İşaratu-l İcaz | Nübüvvetin Tahkiki | 108
(105-121)

Bu zâtın tam kırk yaşının başında iken yaptığı o inkılâb-ı azîmi, âleme kabul ve tasdik ettiren ve âlemi celb ve cezbettiren, o zâtın (A.S.M.) evvel ve âhir herkesçe ma’lûm olan sıdk ve emaneti idi. Demek o zâtın (A.S.M.) sıdk ve emaneti, da’va-yı nübüvvetine en büyük bir bürhan olmuştur.

Dördüncü Mes’ele: İkinci sahifeyi okuyacağız. Bu sahife, mâzi yâni zaman-ı saadetten evvelki zamandır. Şu sahifenin hâvi olduğu enbiyâ-i sâlifînin ahvâl ve kıssaları, o zâtın sıdk-ı nübüvvetine birer bürhandır. Yalnız dört nükteye dikkat lâzımdır:

Birinci Nükte: İnsan bir fennin esaslarını ve o fennin hayatına taallûk eden noktaları bilmekle, yerli yerince kullanmasına vâkıf olduktan sonra da’vasını o esaslara bina etmesi, o fende mahir ve mütehassıs olduğuna delildir.

İkinci Nükte: Fıtrat-ı beşeriyenin iktizasındandır ki; âdi bir insan da olsa, hatta çocuk da olsa, hatta küçük bir kavim içinde de bulunsa, pek kıymetsiz bir da’va husûsunda cumhura muhalefet edip yalan söylemeye cesâret edemez. Acaba pek büyük bir haysiyet sâhibi, âlemşümul bir da’vada, pek inadlı ve kesretli bir kavim içinde, ümmi, yâni okur-yazar sınıfından olmadığı halde, aklın tek başına idrakten âciz olduğu ba’zı şeylerden bahsedip kemâl-i ciddiyetle âleme neşr ve i’lân etmesi O’nun sıdkına delil olduğu gibi, o mes’elenin Allah’tan olduğuna da bir bürhan olmaz mı?

Üçüncü Nükte: Ma’lûmdur ki, medenî insanlarca ma’lûm ve me’luf pek çok ilimler, sıfatlar, fiiller vardır ki, bedevilerce meçhul olur ve o gibi şeylerden haberleri yoktur. Binâenaleyh bilhassa geçmiş zamanlardaki bedevilerin ahvâlinden bahsetmek isteyen bir adam, hayalen o zamanlara, o çöllere gidip onlar ile görüşmelidir. Zîra onların ahvâlini ezberden, onları görmeden muhakeme etmekle istediği ma’lûmatı elde edemez.

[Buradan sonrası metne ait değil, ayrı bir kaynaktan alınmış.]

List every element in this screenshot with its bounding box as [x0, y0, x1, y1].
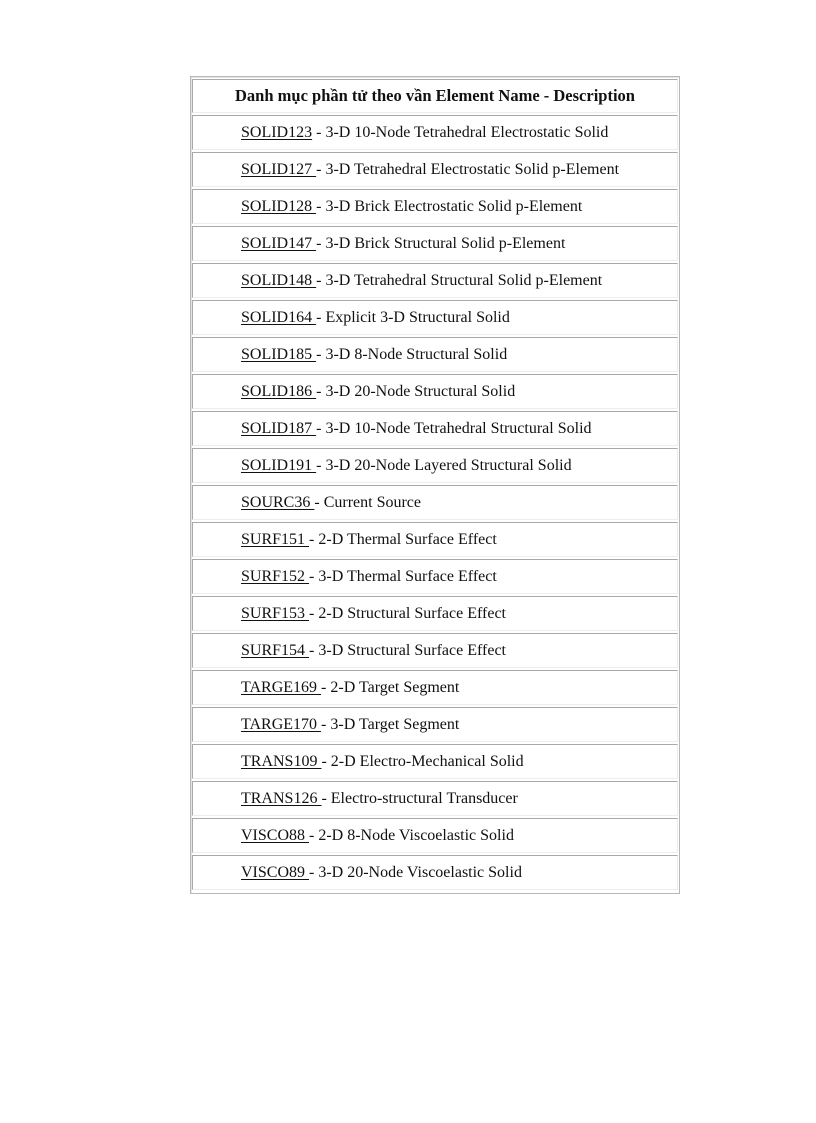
table-row: [192, 707, 678, 742]
separator: -: [309, 567, 319, 585]
separator: -: [309, 826, 319, 844]
element-description: 3-D Tetrahedral Structural Solid p-Element: [325, 271, 603, 289]
separator: -: [309, 863, 319, 881]
element-name-link[interactable]: SURF154: [241, 641, 310, 659]
separator: -: [316, 345, 326, 363]
table-row: [192, 448, 678, 483]
separator: -: [309, 530, 319, 548]
separator: -: [321, 752, 331, 770]
element-description: 3-D Brick Electrostatic Solid p-Element: [325, 197, 583, 215]
element-description: 3-D 20-Node Structural Solid: [325, 382, 516, 400]
element-description: 2-D Structural Surface Effect: [318, 604, 506, 622]
element-description: 3-D Brick Structural Solid p-Element: [325, 234, 566, 252]
separator: -: [316, 456, 326, 474]
table-row: [192, 337, 678, 372]
separator: -: [316, 234, 326, 252]
element-description: 3-D Thermal Surface Effect: [318, 567, 497, 585]
table-row: [192, 818, 678, 853]
table-row: [192, 559, 678, 594]
table-row: [192, 152, 678, 187]
element-table: [190, 76, 680, 894]
table-row: [192, 263, 678, 298]
table-row: [192, 226, 678, 261]
element-description: 2-D 8-Node Viscoelastic Solid: [318, 826, 514, 844]
table-row: [192, 855, 678, 890]
element-name-link[interactable]: TRANS109: [241, 752, 322, 770]
element-name-link[interactable]: SOLID148: [241, 271, 317, 289]
element-description: 3-D 10-Node Tetrahedral Structural Solid: [325, 419, 592, 437]
separator: -: [321, 715, 331, 733]
element-name-link[interactable]: SURF152: [241, 567, 310, 585]
element-description: 3-D 20-Node Layered Structural Solid: [325, 456, 572, 474]
separator: -: [316, 382, 326, 400]
element-name-link[interactable]: VISCO88: [241, 826, 310, 844]
element-description: 3-D Target Segment: [330, 715, 460, 733]
element-name-link[interactable]: TARGE169: [241, 678, 322, 696]
table-row: [192, 374, 678, 409]
table-row: [192, 411, 678, 446]
table-row: [192, 596, 678, 631]
element-name-link[interactable]: SOLID164: [241, 308, 317, 326]
element-description: 3-D 8-Node Structural Solid: [325, 345, 508, 363]
element-name-link[interactable]: SOLID186: [241, 382, 317, 400]
separator: -: [309, 641, 319, 659]
element-description: 2-D Electro-Mechanical Solid: [330, 752, 524, 770]
element-name-link[interactable]: SOURC36: [241, 493, 315, 511]
element-name-link[interactable]: SURF151: [241, 530, 310, 548]
table-row: [192, 300, 678, 335]
element-name-link[interactable]: SOLID128: [241, 197, 317, 215]
separator: -: [312, 123, 326, 141]
element-name-link[interactable]: VISCO89: [241, 863, 310, 881]
element-description: Electro-structural Transducer: [330, 789, 518, 807]
table-row: [192, 781, 678, 816]
table-row: [192, 522, 678, 557]
element-name-link[interactable]: SOLID191: [241, 456, 317, 474]
element-description: 3-D 10-Node Tetrahedral Electrostatic Solid: [325, 123, 609, 141]
element-description: 3-D Tetrahedral Electrostatic Solid p-Element: [325, 160, 620, 178]
table-row: [192, 485, 678, 520]
table-row: [192, 670, 678, 705]
table-row: [192, 633, 678, 668]
separator: -: [309, 604, 319, 622]
separator: -: [316, 197, 326, 215]
element-name-link[interactable]: TARGE170: [241, 715, 322, 733]
separator: -: [321, 678, 331, 696]
separator: -: [316, 271, 326, 289]
element-description: 3-D 20-Node Viscoelastic Solid: [318, 863, 522, 881]
element-name-link[interactable]: TRANS126: [241, 789, 322, 807]
element-name-link[interactable]: SURF153: [241, 604, 310, 622]
element-name-link[interactable]: SOLID147: [241, 234, 317, 252]
table-row: [192, 115, 678, 150]
table-header-text: Danh mục phần tử theo vần Element Name - Description: [235, 86, 635, 105]
separator: -: [316, 308, 326, 326]
separator: -: [321, 789, 331, 807]
element-description: 2-D Target Segment: [330, 678, 460, 696]
separator: -: [314, 493, 324, 511]
element-description: 2-D Thermal Surface Effect: [318, 530, 497, 548]
element-description: 3-D Structural Surface Effect: [318, 641, 506, 659]
table-row: [192, 189, 678, 224]
element-name-link[interactable]: SOLID123: [241, 123, 313, 141]
separator: -: [316, 160, 326, 178]
element-name-link[interactable]: SOLID185: [241, 345, 317, 363]
element-description: Current Source: [323, 493, 421, 511]
separator: -: [316, 419, 326, 437]
element-name-link[interactable]: SOLID187: [241, 419, 317, 437]
element-name-link[interactable]: SOLID127: [241, 160, 317, 178]
table-row: [192, 744, 678, 779]
table-body: [192, 115, 678, 890]
table-header: [192, 79, 678, 113]
element-description: Explicit 3-D Structural Solid: [325, 308, 510, 326]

Dördüncü Nükte: Ümmi bir adam, bir fennin ulemâsiyle münakaşaya girişerek, beyn-el ulemâ ittifaklı olan mes’eleleri tasdik ve ihtilaflı olanları da tashih ederse; o adamın bu hârika olan hali, onun pek yüksekliğine ve onun ilminin de vehbî olduğuna delâlet etmez mi?

Bu dört nükteyi gözönüne getir, Muhammed-i Arabî Aleyhissalâtü Vesselâm’a bak ki: O Zât herkesçe müsellem ümmiliğiyle beraber, geçmiş enbiyâ ile kavimlerinin ahvâllerini görmüş ve müşahede etmiş gibi Kur’ân’ın lîsaniyle söylemiştir. Ve onların ahvâlini, sırlarını beyân ederek âleme neşr ve i’lân etmiştir. Bilhassa naklettiği onların kıssaları, bütün zekilerin nazar-ı dikkatini celbeden da’va-yı nübüvvetini isbat içindir.